Both approaches are valid and valuable and, in order to counter Trump's various assaults on democracy, a wide variety of strategies is necessary.

Some of the people who did not show up for Black Lives Matter protests may have shown up last weekend to stand in solidarity with people from Muslim-majority countries trying to get—or return—to America because they felt more comfortable at airports than in front of barricaded police precincts.

It is also true that #resistance has freed up a number of white citizens to vocally protest while taking the questioning of their own white privilege out of the conversation. Black Lives Matter protests called for white people to serve as allies and check their own privilege and this is difficult. Trump, in addition to empowering white nationalists, has re-empowered a certain part of the white left and excused us from thinking about race.

When former Baltimore mayor and Maryland governor Martin O'Malley showed up and said something about crime being lower during his tenure as Baltimore's mayor than at any other time, Tariq Touré, a black Muslim poet, chided him, saying it was because he had locked up whole zip codes.

"Some of the white liberals were mad that I said that," Touré said later.

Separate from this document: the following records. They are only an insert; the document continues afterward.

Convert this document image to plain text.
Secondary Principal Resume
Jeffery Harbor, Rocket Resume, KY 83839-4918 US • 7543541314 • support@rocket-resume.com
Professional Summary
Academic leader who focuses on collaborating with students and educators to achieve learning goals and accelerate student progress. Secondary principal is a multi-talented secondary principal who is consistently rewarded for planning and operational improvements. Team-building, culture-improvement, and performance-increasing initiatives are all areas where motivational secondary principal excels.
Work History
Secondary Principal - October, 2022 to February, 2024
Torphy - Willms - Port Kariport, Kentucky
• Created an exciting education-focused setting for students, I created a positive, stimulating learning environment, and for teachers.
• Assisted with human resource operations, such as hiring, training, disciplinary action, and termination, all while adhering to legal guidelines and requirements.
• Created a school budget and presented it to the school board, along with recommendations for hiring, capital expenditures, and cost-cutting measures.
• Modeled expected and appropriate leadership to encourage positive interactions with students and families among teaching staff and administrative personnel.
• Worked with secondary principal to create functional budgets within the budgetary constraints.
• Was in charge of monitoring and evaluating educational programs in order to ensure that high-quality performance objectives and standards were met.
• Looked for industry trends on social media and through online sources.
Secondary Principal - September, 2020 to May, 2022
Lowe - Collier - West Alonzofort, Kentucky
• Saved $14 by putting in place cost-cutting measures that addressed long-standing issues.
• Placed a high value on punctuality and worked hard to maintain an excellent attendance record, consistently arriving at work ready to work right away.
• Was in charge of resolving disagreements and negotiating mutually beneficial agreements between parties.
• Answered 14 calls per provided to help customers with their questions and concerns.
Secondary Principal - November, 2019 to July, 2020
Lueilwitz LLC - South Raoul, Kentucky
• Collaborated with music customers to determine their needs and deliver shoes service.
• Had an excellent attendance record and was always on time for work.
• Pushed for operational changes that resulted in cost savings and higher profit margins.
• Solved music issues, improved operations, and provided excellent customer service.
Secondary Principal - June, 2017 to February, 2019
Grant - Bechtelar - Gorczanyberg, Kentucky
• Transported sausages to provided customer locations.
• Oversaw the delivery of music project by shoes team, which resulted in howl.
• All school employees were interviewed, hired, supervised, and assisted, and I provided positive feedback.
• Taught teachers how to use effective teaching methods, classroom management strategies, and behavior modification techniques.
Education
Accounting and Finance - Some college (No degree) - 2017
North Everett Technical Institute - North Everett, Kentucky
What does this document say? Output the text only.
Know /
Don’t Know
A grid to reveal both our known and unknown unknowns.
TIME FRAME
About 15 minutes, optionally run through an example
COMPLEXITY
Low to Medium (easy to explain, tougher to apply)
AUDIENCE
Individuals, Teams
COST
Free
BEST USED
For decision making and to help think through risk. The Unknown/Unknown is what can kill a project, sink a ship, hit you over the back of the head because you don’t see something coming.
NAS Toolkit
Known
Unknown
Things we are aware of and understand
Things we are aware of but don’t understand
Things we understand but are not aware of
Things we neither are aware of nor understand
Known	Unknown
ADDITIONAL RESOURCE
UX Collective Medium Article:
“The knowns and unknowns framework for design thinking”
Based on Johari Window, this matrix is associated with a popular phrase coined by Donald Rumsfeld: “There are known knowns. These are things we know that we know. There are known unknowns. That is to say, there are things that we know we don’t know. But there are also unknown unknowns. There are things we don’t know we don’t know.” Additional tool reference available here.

But it is also true that most white Americans won't learn what it is like for other people unless they get outside of their own comfort zones. The airport, as with any long journey, may be the first step.

And it is a remarkable moment to see in America when thousands across the country come out to protest for Muslims and other citizens of Muslim-majority countries at airports, which, following the hijackings on Sept. 11 became locked-down military zones where no one was free, where we could all be subject to the same kind of stop-and-frisk that governs black and brown Americans in their own neighborhoods.

Punxsutawney Phil said this morning that we will have six more weeks of winter, and we certainly have a long march ahead of us if we hope to defend our democratic institutions, but the occupation of airports is good training.